Recurrent Preference Memory for Efficient Long-Sequence Generative Recommendation
Yixiao Chen, Yuan Wang, Yue Liu, Qiyao Wang, Ke Cheng, Xin Xu, Juntong Yan, Shuojin Yang, Menghao Guo, Jun Zhang, Huan Yu, Jie Jiang
TL;DR
This work tackles the scalability of generative recommendations over lifelong user histories by introducing Rec2PM, which compresses long histories into compact Preference Memory tokens. A novel self-referential teacher-forcing training paradigm enables fully parallel optimization of recurrent memory updates, while maintaining the ability to update memory iteratively during inference. The Preference Memory acts as an Information Bottleneck, denoising noisy long histories and retaining salient long-term interests, leading to higher accuracy with dramatically reduced storage and latency compared to full-history attention and KV-cache baselines.
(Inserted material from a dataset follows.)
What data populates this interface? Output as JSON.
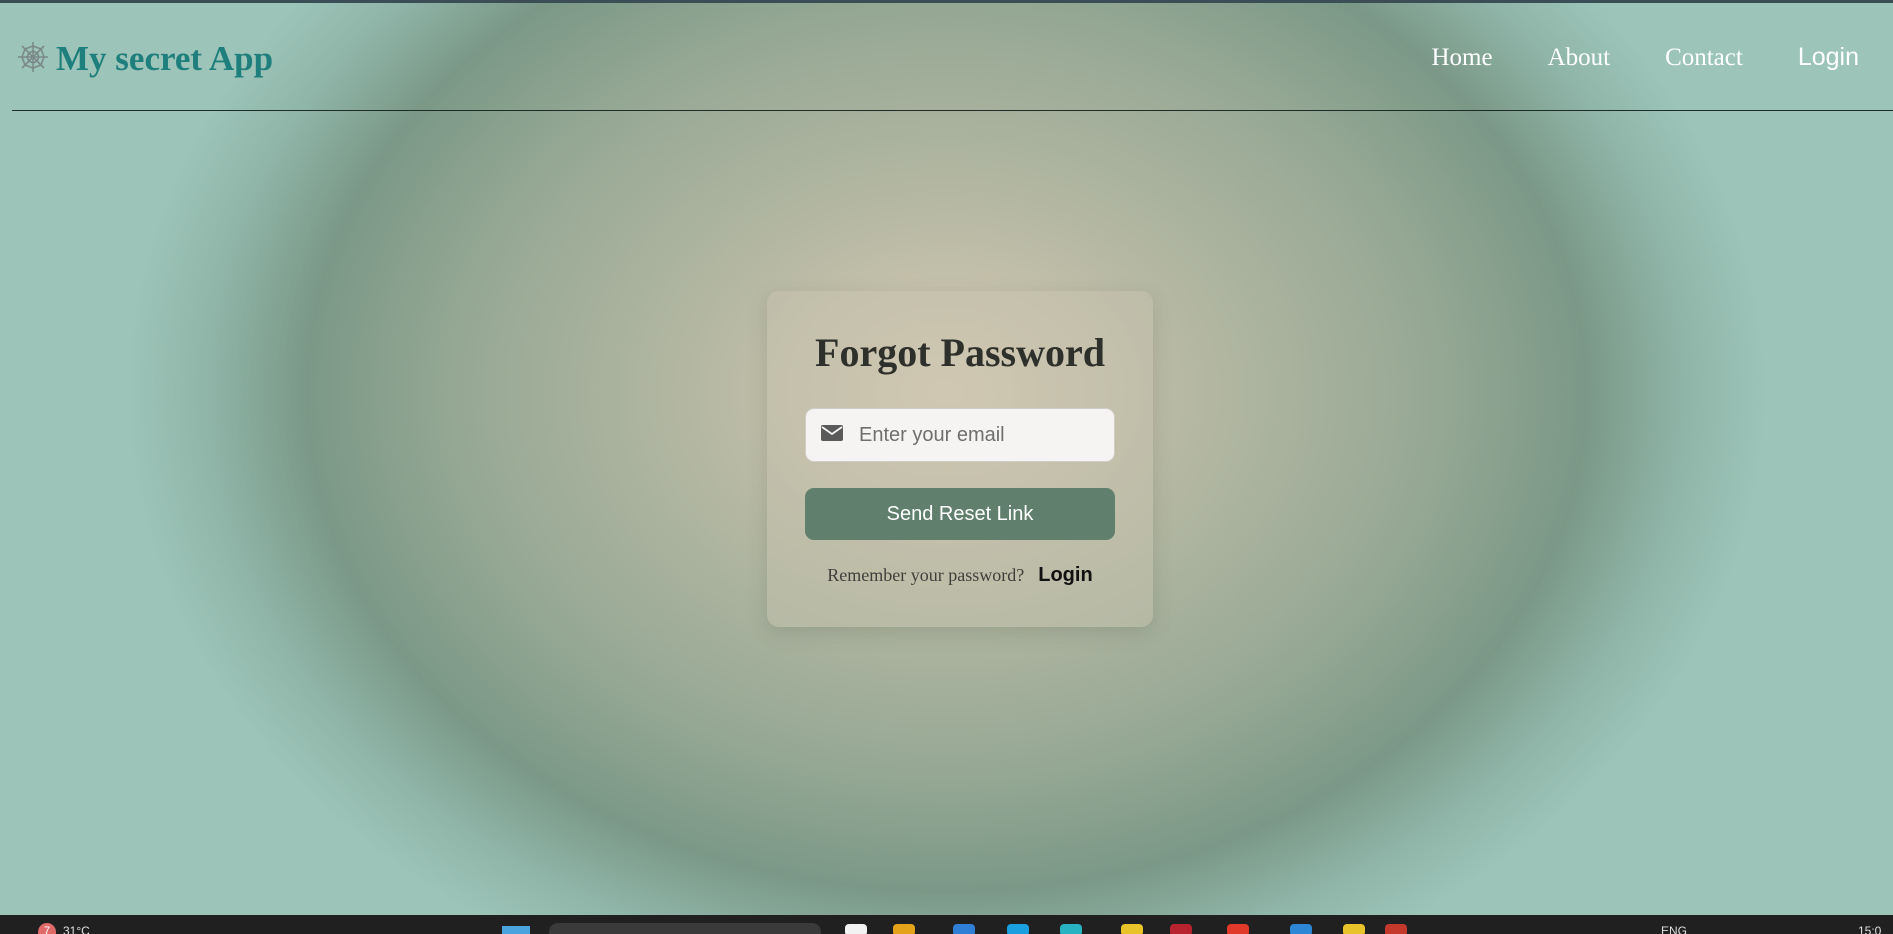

Empirical results on large-scale benchmarks and an industrial dataset demonstrate favorable trade-offs, confirming the method’s practical viability for real-world lifelong user modeling.
Abstract
Generative recommendation (GenRec) models typically model user behavior via full attention, but scaling to lifelong sequences is hindered by prohibitive computational costs and noise accumulation from stochastic interactions. To address these challenges, we introduce Rec2PM, a framework that compresses long user interaction histories into compact Preference Memory tokens. Unlike traditional recurrent methods that suffer from serial training, Rec2PM employs a novel self-referential teacher-forcing strategy: it leverages a global view of the history to generate reference memories, which serve as supervision targets for parallelized recurrent updates. This allows for fully parallel training while maintaining the capability for iterative updates during inference. Additionally, by representing memory as token embeddings rather than extensive KV caches, Rec2PM achieves extreme storage efficiency. Experiments on large-scale benchmarks show that Rec2PM significantly reduces inference latency and memory footprint while achieving superior accuracy compared to full-sequence models. Analysis reveals that the Preference Memory functions as a denoising Information Bottleneck, effectively filtering interaction noise to capture robust long-term interests.